Former NBN Co chief Bill Morrow responded to the constant negative comparisons with New Zealand’s network in a blog post last year, in which he argued comparing the two countries was comparing “apples with oranges”.
NZ Internet speeds 20 times faster than Australia
The AFR reports:
New Zealanders will soon be getting internet speeds 20 times faster than those enjoyed by most Australians for just a few dollars more a month, further widening an already-huge gap between the two countries’ broadband networks.
Chorus, the ASX-listed company that operates New Zealand’s broadband network, revealed on Wednesday it would slash the wholesale price of its ultra-fast one-gigabit plan.
From the middle of next year, the price of the plan will go from $NZ65 ($61) to $NZ60 ($56.30) a month. Chorus will further reduce it to $NZ56 the following year.
Internet speeds of one gigabit per second (Gbps) are 20 times faster than the most popular speed available on Australia’s national broadband network of 50 megabits per second (Mbps), the plan almost half of NBN users are on.
That’s because National insisted on fibre to the home, rather than what Australia has which is fibre to a cabinet and then copper to the home.
NBN Co sells its 50 Mbps plan to retailers for $45 a month, only $7.50 less than Chorus will charge for its 1 Gbps plan by 2020.
$7.50 a month more for 20 times the speed. I’ll take that.
Of the half a million connections to Chorus’ high-speed network, about 70 per cent are on 100 Mbps plans. No connections are less than 50 Mbps, and 36,000 connections are 1 Gbps.
By contrast, of the 4.5 million connections to Australia’s NBN, 40 per cent are on speeds of 50 Mbps, and 30 per cent on speeds of just 12 Mbps. Less than 10 per cent are on speeds of 100 Mbps, while fewer than 600 individual connections are on speeds higher than 100 Mbps.
12 Mbps today is like what dial up used to be!

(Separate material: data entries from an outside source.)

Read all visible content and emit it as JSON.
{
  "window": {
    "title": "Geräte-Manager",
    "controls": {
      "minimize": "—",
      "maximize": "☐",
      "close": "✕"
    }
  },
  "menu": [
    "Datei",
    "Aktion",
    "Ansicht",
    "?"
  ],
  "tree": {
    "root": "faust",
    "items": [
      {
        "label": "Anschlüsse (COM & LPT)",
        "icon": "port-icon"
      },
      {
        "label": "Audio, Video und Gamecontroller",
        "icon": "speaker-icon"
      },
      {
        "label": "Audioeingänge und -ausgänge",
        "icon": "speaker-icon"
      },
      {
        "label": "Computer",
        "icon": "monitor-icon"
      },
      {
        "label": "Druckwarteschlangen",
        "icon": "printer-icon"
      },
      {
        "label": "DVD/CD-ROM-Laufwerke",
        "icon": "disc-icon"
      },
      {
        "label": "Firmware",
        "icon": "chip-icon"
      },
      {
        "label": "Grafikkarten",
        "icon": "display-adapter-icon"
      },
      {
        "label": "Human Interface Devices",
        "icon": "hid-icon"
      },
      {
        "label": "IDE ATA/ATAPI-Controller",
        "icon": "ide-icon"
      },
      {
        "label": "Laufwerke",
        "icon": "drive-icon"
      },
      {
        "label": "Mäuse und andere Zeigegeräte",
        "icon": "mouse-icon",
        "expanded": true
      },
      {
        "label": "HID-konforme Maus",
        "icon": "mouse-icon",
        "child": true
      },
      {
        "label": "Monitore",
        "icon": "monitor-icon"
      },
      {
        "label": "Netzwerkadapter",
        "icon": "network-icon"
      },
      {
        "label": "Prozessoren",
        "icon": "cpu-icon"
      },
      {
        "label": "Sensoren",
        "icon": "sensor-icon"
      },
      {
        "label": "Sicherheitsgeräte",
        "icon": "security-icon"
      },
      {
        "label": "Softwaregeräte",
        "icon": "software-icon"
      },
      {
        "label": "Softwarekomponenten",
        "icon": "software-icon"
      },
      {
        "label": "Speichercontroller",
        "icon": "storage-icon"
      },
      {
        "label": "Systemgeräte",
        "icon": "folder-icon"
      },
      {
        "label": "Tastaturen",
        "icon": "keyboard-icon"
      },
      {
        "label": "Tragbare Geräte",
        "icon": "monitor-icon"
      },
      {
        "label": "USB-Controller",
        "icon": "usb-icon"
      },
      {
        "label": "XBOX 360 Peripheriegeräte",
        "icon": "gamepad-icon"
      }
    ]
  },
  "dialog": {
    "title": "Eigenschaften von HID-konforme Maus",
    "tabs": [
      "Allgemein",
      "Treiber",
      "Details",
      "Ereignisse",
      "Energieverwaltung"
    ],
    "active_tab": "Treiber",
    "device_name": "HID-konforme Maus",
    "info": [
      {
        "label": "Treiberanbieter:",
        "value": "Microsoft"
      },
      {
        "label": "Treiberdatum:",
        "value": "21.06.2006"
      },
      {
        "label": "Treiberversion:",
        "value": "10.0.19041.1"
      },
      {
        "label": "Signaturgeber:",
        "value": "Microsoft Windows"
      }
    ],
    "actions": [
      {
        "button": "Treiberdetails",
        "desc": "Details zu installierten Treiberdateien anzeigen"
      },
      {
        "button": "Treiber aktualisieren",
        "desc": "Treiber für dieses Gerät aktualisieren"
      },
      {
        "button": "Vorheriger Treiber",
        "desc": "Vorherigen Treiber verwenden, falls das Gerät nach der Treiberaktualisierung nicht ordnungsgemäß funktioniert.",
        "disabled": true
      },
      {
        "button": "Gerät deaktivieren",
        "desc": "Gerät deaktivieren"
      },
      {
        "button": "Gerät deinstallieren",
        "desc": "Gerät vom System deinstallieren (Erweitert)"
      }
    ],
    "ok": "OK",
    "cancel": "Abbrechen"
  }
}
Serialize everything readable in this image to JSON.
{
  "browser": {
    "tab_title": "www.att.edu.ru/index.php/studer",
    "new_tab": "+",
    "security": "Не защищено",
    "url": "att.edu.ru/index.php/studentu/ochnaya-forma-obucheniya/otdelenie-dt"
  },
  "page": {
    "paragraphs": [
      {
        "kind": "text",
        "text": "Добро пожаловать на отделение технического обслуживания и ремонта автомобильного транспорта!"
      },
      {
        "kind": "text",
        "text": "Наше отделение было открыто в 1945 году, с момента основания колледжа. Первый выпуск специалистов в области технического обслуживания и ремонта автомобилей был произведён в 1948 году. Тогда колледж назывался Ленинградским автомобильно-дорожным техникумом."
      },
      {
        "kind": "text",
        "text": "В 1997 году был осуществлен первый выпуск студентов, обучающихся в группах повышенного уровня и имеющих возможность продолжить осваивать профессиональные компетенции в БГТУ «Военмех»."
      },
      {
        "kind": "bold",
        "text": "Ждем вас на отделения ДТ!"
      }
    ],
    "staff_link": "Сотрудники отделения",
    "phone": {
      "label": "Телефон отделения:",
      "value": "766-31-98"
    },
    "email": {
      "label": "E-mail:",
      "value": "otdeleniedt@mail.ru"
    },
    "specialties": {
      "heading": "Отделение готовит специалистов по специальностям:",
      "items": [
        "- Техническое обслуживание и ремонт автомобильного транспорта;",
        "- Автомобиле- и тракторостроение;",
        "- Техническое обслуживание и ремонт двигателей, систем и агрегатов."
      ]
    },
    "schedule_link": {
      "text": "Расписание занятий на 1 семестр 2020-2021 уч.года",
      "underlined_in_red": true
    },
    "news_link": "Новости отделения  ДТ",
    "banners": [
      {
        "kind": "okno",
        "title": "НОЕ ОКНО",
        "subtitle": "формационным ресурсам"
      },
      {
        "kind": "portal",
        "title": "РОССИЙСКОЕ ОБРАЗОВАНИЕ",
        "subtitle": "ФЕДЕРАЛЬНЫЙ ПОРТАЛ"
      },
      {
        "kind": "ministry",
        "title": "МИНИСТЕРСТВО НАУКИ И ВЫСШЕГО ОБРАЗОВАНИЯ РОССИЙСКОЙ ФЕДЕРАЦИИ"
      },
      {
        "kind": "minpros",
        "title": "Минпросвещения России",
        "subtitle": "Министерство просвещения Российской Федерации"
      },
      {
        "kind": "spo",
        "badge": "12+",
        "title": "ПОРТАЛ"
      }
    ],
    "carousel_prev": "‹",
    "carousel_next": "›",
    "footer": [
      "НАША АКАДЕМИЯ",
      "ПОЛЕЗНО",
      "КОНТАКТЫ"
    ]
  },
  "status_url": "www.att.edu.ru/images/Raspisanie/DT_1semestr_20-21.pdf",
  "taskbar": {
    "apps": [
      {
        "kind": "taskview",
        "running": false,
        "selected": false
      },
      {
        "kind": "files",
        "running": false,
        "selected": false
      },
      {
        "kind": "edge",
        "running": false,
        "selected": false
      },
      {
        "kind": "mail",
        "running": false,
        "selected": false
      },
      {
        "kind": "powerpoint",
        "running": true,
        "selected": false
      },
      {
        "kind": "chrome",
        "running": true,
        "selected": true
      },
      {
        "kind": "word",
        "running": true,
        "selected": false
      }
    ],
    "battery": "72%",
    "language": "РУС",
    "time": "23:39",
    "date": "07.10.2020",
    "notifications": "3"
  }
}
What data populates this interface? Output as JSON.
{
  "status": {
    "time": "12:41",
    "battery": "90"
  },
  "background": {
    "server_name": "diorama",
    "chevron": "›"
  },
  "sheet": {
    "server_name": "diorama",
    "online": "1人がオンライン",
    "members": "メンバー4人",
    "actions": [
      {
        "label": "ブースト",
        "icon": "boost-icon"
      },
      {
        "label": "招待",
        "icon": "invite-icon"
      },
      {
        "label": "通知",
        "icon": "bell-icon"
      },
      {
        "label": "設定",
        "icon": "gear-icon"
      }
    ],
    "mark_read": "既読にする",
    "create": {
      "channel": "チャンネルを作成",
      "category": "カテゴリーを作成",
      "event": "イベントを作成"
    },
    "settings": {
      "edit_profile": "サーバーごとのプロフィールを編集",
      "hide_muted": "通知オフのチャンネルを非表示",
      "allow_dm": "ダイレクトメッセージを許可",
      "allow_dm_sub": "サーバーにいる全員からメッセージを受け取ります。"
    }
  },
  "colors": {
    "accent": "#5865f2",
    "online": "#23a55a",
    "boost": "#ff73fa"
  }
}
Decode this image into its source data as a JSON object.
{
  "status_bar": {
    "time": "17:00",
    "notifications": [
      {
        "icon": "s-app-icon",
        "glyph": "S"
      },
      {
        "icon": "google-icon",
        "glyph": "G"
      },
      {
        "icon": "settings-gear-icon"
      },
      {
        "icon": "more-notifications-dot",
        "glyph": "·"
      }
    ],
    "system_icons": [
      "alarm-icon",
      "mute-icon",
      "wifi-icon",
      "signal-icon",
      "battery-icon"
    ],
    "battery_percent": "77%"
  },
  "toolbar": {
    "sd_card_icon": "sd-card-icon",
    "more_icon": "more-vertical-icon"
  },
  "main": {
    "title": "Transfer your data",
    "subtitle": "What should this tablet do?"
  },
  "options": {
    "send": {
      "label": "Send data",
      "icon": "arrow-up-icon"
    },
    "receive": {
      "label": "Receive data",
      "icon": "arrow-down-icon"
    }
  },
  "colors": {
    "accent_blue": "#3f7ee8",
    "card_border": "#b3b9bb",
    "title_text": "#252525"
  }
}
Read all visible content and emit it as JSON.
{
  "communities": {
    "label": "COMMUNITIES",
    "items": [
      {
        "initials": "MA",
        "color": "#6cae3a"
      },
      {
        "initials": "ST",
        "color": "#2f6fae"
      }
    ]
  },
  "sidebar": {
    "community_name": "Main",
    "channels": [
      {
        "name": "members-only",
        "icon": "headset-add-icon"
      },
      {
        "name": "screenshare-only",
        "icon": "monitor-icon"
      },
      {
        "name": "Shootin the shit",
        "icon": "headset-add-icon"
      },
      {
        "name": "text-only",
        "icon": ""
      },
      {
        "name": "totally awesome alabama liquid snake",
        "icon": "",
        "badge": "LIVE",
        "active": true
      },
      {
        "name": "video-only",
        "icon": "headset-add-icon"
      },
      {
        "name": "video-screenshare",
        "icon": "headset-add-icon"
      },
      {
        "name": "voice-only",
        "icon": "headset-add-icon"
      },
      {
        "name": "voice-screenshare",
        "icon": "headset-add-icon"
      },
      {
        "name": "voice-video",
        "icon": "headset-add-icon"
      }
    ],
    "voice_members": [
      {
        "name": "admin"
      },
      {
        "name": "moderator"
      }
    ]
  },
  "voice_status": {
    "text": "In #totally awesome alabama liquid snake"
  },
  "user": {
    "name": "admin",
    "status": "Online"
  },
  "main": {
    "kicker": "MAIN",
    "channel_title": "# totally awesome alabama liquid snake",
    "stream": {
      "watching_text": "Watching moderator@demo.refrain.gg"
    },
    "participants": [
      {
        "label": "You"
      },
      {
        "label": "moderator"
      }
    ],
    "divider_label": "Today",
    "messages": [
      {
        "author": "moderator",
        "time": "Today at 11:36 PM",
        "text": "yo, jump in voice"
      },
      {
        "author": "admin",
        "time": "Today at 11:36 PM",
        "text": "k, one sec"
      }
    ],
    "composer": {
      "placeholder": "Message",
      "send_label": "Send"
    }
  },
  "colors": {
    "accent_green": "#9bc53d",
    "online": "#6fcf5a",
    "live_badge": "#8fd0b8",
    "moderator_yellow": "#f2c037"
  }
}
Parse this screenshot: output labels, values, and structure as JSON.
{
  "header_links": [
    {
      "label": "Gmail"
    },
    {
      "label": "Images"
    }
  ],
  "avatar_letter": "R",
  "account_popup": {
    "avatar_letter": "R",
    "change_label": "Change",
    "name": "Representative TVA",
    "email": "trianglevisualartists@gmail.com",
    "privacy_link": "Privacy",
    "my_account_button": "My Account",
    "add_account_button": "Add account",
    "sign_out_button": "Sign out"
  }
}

One of his central points was that unlike the NBN, the New Zealand network was built by Chorus, the infrastructure arm of formerly nationally-owned Telecom NZ, which already owned the nation’s copper network.
NBN Co, by contrast, had to buy or lease Telstra’s network, massively increasing the cost. Australia was unable to follow New Zealand’s model because it did not split Telstra into a retail and wholesale business when the telco giant was privatised in the late 1990s and early 2000s.
Thanks to David Cunliffe for the operational separation and Steven Joyce for the structural separation.